Of course, since science has proven so reliable in answering many “what if?” questions, it is irresponsible to make policy decisions without the best scientific prediction of what it would entail. This would be like sending troops into combat without reconnoitering the terrain first. And, of course, ignoring the scientific evidence because one doesn’t like the conclusions is like ignoring a reconnaissance report because one doesn’t like what it says about enemy troop strength. As Richard Feynman said, with regards to the Challenger disaster,
For a successful technology, reality must take precedence
over public relations, for Nature cannot be fooled.

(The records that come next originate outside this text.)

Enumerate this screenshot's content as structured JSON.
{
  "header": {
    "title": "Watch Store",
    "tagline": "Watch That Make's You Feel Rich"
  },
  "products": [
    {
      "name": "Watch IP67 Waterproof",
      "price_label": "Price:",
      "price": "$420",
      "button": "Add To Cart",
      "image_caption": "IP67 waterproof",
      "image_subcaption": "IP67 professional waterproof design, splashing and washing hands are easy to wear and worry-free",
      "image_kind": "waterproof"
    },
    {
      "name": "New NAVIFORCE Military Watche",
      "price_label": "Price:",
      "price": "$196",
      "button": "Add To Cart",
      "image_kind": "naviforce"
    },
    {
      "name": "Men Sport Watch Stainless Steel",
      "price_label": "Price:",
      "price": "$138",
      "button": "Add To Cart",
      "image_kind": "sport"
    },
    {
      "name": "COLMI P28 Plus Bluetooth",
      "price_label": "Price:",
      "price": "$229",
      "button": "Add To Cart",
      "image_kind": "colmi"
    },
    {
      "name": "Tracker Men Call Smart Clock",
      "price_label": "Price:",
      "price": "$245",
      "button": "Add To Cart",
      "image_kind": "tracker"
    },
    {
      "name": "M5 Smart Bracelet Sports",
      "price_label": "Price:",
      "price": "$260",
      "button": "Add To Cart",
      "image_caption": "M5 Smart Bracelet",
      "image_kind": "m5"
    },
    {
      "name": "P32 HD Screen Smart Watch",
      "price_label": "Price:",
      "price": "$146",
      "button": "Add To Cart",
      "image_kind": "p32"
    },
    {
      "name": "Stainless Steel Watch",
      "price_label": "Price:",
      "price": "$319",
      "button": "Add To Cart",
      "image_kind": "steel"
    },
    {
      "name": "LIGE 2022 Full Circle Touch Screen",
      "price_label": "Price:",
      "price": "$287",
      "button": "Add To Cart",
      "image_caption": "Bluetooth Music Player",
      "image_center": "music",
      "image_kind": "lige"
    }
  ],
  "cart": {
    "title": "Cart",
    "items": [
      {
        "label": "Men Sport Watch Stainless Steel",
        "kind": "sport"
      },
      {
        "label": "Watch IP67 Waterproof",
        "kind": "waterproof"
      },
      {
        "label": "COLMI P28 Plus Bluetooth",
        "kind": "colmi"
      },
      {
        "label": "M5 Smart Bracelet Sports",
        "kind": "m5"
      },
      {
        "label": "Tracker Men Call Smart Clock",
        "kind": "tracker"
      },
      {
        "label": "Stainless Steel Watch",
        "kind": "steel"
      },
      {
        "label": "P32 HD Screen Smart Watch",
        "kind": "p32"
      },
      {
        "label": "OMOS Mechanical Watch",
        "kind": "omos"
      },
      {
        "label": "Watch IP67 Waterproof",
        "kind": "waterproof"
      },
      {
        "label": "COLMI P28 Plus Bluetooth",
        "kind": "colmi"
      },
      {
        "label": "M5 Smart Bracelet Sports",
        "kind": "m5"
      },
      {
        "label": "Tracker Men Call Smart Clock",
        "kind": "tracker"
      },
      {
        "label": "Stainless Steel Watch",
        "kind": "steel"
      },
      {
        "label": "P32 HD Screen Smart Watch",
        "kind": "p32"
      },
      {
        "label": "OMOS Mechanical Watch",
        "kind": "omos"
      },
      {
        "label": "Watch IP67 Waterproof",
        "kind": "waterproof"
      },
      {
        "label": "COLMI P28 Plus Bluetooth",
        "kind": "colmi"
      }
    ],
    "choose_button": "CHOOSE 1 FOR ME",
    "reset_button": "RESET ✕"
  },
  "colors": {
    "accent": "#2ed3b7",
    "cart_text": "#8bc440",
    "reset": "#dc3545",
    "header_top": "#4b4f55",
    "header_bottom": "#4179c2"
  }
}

As technology advances and as the world becomes increasingly interconnected, there are more and more policy issues on which science can shed light. But naturally, people who stand to be adversely affected by policy decisions find it more expedient to shoot the messenger than to face up to the fact that they’re on the wrong side of an argument. Loggers and real estate developers don’t want to know that the forests they’re clearing today will change rain and erosion patterns and hurt people tomorrow. Factory owners don’t want to know that the cheaper or more efficient process they want to use will kill a hundred people through mercury poisoning. Drivers don’t want to think about how much they’re contributing to global warming and the depletion of fossil fuels. Disease-conscious consumers don’t want to think about the resources that went into making the plastic wrapper that their fruit came in.
But nature will not be fooled; closing our eyes will not stop these things from happening. The only responsible course is to use science where applicable to get a good idea of the consequences of our actions.
This is not to say that we should always do what appears best from the scientific model: we as a society seem to have decided that the (foreseeable, measurable) deaths from alcohol are preferable to the lost freedom and deaths that would result from outlawing it. Bulldozing a park to build a school, a park, or a factory may be a good trade-off, all things considered. But ignoring or denying scientific evidence is simply irresponsible.